Come andavano a casa De Curtis i pranzi e le cene delle feste tradizionali?

“Ricordo soltanto, quando mia nonna raggiunse nonno a Roma per andare a vivere con lui, che la prima
cosa che fecero insieme quell’anno è andare tutti e due a piazza Navona a comprare tutto ciò che serviva,
sì, per il Natale, però soprattutto per il Presepe. Questo perché fondamentalmente erano accomunati da
questo: mia nonna era cresciuta in collegio per cui l’usanza di preparare albero e Presepe a Natale non
c’era, lei l’ha vissuta poco; nonno, da bambino, non aveva le possibilità. Per cui, facendo famiglia, il primo
desiderio fu fare il Presepe. Il Natale restò sempre una cosa privata: la famiglia ristretta. Grosse cene tutti
insieme no, nemmeno con le nuove generazioni di nipoti. Nonno non amava la confusione della cena, i
ragazzini… I bambini per lui dovevano stare composti. Però, a Natale, ha sempre pensato ai regali, pur
rimanendo sulle sue, un po’ casalingo”.

Elena Anticoli De Curtis ed Enrico Zoi insieme nel 2017 a Roma

Elena Anticoli De Curtis ed Enrico Zoi insieme nel 2017 a Roma

Tornando ai ristoranti, oltre a quello già citato di Lugano, ne aveva qualcuno preferito tra Roma e Napoli?
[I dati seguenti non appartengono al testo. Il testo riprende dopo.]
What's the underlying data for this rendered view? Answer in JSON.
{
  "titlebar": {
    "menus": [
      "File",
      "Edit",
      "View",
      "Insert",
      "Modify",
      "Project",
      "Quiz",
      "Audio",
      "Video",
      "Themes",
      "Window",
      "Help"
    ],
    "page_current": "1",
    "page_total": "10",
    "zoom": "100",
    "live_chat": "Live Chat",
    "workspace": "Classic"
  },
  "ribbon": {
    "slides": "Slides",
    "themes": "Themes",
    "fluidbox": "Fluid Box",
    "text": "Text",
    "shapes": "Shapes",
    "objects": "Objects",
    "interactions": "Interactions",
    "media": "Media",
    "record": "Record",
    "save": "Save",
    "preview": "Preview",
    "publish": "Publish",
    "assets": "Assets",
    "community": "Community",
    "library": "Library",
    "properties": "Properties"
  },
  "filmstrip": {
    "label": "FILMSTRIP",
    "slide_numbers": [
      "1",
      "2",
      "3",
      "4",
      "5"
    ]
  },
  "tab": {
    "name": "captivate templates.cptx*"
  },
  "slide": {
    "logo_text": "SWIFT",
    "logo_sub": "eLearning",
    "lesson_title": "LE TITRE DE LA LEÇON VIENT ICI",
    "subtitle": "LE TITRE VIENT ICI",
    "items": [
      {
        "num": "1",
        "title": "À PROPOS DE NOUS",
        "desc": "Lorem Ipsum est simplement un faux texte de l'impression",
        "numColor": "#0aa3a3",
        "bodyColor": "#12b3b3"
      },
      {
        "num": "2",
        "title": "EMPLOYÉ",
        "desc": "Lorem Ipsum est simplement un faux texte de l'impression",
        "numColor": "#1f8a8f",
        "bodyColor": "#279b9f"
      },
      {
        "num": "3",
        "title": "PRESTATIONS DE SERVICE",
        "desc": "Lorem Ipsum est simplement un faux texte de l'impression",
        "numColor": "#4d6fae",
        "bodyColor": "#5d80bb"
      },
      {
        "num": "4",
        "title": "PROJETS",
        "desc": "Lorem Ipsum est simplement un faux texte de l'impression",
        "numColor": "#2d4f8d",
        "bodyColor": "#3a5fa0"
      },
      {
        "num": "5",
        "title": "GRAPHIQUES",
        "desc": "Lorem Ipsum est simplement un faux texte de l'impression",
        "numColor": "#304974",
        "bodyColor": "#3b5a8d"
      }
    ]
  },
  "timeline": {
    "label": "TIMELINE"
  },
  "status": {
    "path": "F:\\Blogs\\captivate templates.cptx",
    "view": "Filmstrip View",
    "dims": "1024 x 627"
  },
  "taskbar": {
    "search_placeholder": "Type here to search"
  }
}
“Non saprei, ma certo a Napoli sarà andato a mangiarsi la pizza dalla storica pizzeria Brandi!”.
Da ricordare, al riguardo, la scena di Totò e la pizza nel film San Giovanni Decollato (1940, Amleto
Palermi). La potete rivedere al link https://www.facebook.com/watch/?v=983988889869671 mentre il film completo è disponibile su RaiPlaySan-Giovanni-decollato-

Ultimo tema, il viaggio. Immagino che abbia viaggiato molto per lavoro, soprattutto con l’attività teatrale.
Che rapporto aveva con il viaggio?

“Nonno amava viaggiare, però in treno. L’aereo no. Ne aveva paura. Usava il treno, ma, essendo
superstizioso, non sedeva sui posti 13 o 17. Poi non amava mischiarsi con le altre persone, così affittava
tutti e sei i posti dello scompartimento. Se viaggiava con la nonna, lo faceva anche perché era geloso: non
voleva che la guardassero, cose di questo tipo. La paura di volare ha inciso sulla sua carriera. Avrebbe
potuto lavorare in Inghilterra e, soprattutto, in America, ma per lui l’aereo era inconcepibile. Anche in
Africa si servì della nave. Del resto, aveva lo yacht, però andava sotto costa, mai in mare aperto, sempre
perché aveva paura. Viaggiava molto pure in macchina, naturalmente perché a guidare era l’autista!
Insomma, gli piaceva andare in giro, ma non è che volesse scoprire il mondo”.